Rallying the Democratic troops -- and enlisting wider support -- was the object during visits to Toledo on Saturday by the chairman of the Democratic National Committee and U.S. Sen. Sherrod Brown (D., Ohio).
U.S. Rep. Debbie Wasserman Schultz (D., Fla.) stopped by Obama for America field offices in Sylvania and downtown Toledo to encourage volunteers before they took to the streets for door-to-door campaigning on behalf of the President's re-election.
But she also gave a pep talk for other leading Democrats on the Nov. 6 ballot. In prepared remarks, she said voters would re-elect Senator Brown and elect Democrats up and down the ticket -- "Democrats like my phenomenal colleague in the House, Congresswoman Marcy Kaptur," she said.
Ms.
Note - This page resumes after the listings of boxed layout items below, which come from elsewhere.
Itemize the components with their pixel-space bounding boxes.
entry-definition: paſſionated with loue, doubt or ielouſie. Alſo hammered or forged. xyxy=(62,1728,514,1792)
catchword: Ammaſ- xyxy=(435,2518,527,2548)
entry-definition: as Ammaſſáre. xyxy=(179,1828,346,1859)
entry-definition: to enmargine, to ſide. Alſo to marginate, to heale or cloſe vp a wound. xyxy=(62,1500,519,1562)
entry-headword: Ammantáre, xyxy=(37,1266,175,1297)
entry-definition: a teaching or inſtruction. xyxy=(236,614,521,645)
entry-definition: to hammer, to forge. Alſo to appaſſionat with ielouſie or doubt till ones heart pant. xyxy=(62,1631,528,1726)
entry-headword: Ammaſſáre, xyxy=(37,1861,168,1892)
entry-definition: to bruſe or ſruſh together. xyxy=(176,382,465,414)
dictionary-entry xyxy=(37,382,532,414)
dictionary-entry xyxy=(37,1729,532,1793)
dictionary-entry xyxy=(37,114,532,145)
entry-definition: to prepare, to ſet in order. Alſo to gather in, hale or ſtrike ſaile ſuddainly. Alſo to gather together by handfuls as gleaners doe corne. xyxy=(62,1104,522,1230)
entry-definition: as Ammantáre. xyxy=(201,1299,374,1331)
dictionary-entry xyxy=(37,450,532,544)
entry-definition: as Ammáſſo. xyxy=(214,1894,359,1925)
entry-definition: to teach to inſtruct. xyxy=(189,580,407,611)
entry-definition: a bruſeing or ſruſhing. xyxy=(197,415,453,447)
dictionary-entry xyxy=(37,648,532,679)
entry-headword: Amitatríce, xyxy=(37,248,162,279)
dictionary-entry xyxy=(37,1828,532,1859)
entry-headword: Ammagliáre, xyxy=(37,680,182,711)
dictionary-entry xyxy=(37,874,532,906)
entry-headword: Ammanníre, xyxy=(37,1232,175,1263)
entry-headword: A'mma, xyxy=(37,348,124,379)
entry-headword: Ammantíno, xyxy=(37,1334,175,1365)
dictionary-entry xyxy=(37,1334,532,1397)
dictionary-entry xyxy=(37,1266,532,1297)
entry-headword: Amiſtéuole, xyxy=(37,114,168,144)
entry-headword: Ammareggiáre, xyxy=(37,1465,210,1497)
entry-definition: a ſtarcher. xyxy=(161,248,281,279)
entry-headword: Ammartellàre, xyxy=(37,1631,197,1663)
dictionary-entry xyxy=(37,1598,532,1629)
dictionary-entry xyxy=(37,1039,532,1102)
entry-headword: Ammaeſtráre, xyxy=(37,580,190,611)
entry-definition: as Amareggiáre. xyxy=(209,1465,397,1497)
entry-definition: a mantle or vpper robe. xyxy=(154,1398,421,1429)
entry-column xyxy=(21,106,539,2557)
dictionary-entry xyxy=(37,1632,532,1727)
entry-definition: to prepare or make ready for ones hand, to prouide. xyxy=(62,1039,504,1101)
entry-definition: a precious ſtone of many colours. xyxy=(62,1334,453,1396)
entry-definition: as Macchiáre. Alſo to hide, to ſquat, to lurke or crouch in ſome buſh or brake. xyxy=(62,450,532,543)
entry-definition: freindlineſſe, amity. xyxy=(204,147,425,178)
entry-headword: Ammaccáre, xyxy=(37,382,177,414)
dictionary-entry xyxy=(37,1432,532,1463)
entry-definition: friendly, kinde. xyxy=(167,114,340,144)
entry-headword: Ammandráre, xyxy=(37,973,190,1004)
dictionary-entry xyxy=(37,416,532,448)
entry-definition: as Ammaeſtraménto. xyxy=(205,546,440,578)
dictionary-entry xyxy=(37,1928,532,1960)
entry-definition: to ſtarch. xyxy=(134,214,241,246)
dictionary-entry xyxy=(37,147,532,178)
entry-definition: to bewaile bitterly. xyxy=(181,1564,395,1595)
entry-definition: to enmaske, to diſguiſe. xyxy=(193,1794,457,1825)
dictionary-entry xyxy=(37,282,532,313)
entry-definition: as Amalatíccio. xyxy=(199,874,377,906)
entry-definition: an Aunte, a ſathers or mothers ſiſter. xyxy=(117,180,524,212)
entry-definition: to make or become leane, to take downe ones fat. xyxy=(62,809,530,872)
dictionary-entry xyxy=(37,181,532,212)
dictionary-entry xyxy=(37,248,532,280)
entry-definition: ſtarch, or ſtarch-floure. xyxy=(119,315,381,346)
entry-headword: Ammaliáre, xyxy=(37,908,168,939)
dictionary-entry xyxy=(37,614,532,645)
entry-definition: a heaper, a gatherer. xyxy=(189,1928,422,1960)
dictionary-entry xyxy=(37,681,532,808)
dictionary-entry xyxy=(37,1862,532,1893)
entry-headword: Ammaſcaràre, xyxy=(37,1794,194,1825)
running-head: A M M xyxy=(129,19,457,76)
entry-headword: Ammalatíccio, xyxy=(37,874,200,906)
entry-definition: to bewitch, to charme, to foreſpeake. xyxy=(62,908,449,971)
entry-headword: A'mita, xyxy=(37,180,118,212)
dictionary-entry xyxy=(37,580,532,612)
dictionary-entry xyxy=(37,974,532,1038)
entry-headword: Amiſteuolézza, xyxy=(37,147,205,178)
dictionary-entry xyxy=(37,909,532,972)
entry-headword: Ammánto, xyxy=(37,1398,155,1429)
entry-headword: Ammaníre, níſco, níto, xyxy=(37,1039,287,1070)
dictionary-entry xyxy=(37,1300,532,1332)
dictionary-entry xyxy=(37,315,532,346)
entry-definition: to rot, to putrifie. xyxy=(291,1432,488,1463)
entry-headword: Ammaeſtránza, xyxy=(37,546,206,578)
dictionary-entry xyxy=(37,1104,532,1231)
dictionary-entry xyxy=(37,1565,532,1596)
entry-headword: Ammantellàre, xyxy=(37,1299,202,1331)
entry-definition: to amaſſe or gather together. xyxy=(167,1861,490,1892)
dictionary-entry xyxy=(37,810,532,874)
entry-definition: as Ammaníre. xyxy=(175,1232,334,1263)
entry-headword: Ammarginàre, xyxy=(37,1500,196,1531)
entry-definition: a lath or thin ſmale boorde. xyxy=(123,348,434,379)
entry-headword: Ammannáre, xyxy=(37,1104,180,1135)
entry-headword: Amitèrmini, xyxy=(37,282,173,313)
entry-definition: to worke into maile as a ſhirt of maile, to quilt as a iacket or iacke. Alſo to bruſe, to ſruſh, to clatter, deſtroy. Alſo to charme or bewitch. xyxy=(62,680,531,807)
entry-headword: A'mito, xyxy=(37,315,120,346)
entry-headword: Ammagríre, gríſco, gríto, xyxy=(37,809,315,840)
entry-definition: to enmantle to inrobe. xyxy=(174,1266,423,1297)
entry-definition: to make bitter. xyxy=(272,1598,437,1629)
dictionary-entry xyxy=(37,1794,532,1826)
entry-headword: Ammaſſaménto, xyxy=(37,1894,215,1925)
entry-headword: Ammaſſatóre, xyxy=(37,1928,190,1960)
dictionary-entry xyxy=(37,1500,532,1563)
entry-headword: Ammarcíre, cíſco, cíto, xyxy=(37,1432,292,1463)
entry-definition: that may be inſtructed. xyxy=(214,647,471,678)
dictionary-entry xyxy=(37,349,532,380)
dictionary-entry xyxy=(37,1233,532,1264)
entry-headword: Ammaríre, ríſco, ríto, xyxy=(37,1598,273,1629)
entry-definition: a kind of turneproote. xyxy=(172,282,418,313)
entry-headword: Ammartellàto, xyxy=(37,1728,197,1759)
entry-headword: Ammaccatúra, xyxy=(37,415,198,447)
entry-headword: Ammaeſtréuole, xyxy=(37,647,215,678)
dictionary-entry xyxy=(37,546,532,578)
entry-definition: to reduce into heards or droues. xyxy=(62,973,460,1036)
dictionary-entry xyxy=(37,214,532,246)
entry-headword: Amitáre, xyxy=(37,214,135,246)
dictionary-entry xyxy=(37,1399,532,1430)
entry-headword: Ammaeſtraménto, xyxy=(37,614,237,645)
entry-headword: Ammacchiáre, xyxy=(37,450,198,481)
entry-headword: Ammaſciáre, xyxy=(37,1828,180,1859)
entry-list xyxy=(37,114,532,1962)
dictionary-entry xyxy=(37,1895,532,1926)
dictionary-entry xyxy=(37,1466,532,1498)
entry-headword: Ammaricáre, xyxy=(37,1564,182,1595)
Wasserman Schultz said the hard work of volunteers -- about 50 were at each event -- would create "the largest, most dynamic, grass-roots campaign that Ohio has ever seen." There are 32 such offices across the state and more are planned, she said.
The Obama campaign is planning a two-day swing through Pennsylvania and Ohio starting Thursday, but has announced few details.
Ms. Wasserman Schultz also hit what are sure to become familiar campaign themes, including the economy and the U.S. Supreme Court decision upholding the Affordable Care Act.
"While there's still more to do, we are moving forward under President Obama, and the last thing we can afford to do is go back to the policies that got us into this mess in the first place," Ms. Wasserman Schultz said. "But that's exactly where Mitt Romney and the GOP want to take us."
Senator Brown officially opened his Toledo campaign by speaking to about 125 volunteers and supporters in West Toledo.
Afterward, those supporters fanned out to talk with voters. The senator also rallied supporters Saturday in Defiance. The events were among 30 similar Brown campaign launches taking place across the state.
Jon Stainbrook, chairman of the Lucas County Republican Party, said he welcomed the visits by Ms. Wasserman Schultz and the President because "they get to finally see what the voters of Ohio are actually thinking, because Mrs. Schultz and the President are out of touch.
"When Barack Obama said the private sector is doing fine, he's out of touch," he said.
Mr. Stainbrook also pointed to overwhelming voter approval last year for a state constitutional amendment that in general prohibits government from forcing Ohioans to take part in a health-care system -- such as the law the President championed -- as evidence that the visitors Saturday and Mr. Obama "don't have a clue what the people are thinking. They need to get in touch. Obama and his presidency have been a failure."